Common Ground in Lieu
  of Consensus

 

The Exploration of Stem Cell Research

Kansas City @ the Crossroads participants include, (left to right):
Jerry Menikoff, M.D., J.D., Director of the Institute for Bioethics, Law & Public Policy at the University of Kansas School of Medicine; Bishop Robert Finn, Coadjutor Bishop, Diocese of Kansas City & St. Joseph; Myra Christopher, CEO, Center for Practical Bioethics; Bill Duncan, Ph.D., President, Kansas City Area Life Sciences Institute; Robert Onder, M.D., Assistant Professor of Clinical Medicine, Washington University School of Medicine; Crossroads moderator Nick Haines, KCPT-TV; Jeff McCaffrey, patient advocate and member of the Missouri Coalition for Lifesaving Cures; Mary Pilcher Cook, State Representative, Kansas (District 18); Maureen Dudgeon, M.D., Associate Dean for Strategic Initiatives, Kansas City University of Medicine and Biosciences; Jerry Johnston, Pastor, First Family Church; William Harris, Ph.D., Professor of Medicine at UMKC School of Medicine, Co-director of the Lipid and Diabetes Research Center at Saint Luke’s Hospital; and Vern Barnet, Kansas City Interfaith Council and ordained minister in the Unitarian Universalist Church.

 

There’s more than one line of demarcation in the Kansas City area. The state line determines the two letters after the city in one’s address, where the state taxes are mailed, which direction you head to get into downtown, and, most likely, whether you bleed crimson and blue or black and gold.

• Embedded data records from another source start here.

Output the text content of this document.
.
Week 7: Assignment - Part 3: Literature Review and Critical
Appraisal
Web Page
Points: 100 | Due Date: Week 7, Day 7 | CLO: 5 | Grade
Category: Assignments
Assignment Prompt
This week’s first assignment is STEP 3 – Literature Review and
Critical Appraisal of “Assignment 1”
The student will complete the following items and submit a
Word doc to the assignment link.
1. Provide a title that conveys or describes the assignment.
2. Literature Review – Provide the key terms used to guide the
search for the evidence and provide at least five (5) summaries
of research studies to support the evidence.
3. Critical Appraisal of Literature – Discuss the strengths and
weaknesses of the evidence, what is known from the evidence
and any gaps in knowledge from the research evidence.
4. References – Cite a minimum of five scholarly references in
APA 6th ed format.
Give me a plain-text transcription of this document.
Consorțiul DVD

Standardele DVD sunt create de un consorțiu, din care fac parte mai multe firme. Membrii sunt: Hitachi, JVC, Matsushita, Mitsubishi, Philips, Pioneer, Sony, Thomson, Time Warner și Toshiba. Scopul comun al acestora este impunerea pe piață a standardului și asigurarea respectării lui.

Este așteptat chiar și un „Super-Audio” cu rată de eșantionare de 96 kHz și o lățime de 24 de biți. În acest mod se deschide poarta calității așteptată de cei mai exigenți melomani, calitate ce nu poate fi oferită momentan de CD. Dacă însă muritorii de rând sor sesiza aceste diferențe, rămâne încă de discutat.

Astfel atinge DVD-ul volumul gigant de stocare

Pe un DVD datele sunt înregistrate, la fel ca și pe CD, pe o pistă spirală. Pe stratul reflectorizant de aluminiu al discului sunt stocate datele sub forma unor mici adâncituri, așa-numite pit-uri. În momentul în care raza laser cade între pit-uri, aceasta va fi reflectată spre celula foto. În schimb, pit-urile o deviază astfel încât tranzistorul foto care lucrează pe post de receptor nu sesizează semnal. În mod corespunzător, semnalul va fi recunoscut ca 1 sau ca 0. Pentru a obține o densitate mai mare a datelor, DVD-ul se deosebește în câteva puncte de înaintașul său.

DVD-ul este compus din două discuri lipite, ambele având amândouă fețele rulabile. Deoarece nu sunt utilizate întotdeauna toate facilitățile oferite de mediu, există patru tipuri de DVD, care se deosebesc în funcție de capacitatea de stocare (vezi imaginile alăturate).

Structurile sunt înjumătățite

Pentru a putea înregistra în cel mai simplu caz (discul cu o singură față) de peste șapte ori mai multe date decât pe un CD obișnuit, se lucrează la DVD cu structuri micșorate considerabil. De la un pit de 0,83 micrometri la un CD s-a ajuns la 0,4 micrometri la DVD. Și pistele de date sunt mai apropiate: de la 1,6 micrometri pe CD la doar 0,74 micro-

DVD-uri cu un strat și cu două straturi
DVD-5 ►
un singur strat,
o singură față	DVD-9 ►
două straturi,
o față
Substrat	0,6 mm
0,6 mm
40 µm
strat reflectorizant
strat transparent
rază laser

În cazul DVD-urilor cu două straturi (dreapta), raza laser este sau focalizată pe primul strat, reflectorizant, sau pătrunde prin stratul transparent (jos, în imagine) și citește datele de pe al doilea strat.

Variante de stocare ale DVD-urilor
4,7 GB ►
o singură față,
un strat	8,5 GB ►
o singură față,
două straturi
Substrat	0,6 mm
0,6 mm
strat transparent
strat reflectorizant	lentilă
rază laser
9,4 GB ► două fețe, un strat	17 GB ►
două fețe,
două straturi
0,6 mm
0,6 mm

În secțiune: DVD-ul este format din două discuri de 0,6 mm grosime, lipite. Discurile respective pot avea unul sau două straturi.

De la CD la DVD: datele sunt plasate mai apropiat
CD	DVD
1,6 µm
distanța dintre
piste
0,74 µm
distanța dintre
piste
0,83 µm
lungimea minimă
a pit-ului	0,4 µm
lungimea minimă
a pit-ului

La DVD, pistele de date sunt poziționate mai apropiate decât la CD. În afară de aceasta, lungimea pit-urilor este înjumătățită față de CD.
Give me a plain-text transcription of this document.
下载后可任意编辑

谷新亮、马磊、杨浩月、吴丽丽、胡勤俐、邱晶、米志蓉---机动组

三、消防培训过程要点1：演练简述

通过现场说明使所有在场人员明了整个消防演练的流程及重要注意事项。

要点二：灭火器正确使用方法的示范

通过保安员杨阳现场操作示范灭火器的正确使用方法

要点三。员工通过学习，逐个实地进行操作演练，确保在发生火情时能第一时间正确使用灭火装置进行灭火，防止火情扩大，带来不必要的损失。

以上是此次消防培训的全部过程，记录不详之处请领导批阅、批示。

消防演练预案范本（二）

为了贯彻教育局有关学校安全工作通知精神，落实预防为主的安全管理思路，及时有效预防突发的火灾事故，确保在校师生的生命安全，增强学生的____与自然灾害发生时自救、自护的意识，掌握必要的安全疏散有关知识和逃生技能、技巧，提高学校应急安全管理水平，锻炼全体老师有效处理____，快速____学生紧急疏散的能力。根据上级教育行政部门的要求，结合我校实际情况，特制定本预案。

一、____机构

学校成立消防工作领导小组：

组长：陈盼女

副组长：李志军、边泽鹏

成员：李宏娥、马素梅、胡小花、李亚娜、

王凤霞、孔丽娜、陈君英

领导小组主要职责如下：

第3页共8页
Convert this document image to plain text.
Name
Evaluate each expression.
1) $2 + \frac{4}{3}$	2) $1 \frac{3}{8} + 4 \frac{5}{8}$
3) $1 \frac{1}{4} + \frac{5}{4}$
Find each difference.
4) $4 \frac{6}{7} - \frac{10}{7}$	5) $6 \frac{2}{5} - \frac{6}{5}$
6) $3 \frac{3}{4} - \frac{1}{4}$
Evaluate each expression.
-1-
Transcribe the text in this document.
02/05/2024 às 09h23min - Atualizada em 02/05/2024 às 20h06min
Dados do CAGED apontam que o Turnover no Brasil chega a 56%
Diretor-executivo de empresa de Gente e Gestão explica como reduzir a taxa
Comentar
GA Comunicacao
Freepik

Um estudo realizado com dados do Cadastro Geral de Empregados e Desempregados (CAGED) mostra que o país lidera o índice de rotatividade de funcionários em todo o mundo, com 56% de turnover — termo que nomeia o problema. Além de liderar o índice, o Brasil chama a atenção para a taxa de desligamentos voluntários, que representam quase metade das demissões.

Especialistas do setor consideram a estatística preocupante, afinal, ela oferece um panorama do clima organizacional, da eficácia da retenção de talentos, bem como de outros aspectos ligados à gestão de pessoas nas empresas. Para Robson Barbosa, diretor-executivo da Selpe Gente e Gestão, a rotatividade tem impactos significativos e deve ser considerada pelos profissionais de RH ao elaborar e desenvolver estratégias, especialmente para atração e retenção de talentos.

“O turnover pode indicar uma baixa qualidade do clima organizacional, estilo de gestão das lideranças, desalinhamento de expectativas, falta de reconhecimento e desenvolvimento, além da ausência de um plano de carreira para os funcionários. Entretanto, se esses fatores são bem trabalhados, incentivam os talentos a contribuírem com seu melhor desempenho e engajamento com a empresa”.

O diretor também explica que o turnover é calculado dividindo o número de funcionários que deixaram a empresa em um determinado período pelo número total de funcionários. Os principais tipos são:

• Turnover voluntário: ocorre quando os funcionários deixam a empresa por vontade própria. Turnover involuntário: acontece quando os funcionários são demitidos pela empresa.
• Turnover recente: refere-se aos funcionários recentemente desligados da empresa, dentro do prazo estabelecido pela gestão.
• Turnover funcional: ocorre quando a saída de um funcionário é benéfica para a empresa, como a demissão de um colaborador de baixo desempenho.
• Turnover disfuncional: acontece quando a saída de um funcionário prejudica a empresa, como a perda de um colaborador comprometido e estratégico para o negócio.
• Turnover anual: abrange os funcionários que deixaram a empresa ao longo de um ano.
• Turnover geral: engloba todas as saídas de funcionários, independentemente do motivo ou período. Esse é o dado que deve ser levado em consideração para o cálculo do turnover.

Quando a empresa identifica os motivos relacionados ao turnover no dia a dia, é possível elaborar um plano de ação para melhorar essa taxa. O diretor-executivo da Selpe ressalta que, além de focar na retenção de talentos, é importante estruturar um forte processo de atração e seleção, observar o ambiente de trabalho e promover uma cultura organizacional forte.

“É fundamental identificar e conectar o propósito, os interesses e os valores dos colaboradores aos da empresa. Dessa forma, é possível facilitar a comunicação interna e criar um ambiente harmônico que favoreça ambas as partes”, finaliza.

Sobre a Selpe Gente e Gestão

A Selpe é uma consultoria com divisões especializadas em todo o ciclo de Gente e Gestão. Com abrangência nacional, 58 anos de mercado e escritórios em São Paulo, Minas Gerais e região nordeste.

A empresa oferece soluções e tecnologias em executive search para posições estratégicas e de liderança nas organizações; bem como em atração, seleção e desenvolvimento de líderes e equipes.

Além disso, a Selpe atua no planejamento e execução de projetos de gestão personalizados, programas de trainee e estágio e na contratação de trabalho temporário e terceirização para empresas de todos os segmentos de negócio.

But in the bioscience debate, the line separating the various factions may be more dramatic. Opinions, even core beliefs, separate the two (or more) camps more definitively than any dotted line on a map ever could. Which begs a question: can two sides, so seemingly opposed, agree on enough to form a public policy that covers the common ground, encompasses both poles and accomplishes anything of significance?

Thus was the topic of this month’s Kansas City @ the Crossroads, co-sponsored by Ingram’s Magazine and KCPT-TV. Panelists and spectators gathered at Ingram’s headquarters for a lively discussion on life sciences. The question posed was this: Given the highly public stem cell debate in Missouri and the evolution debate in Kansas, can this area carve out a distinctive biosciences strategy that respects the sentiments of its more traditional citizens?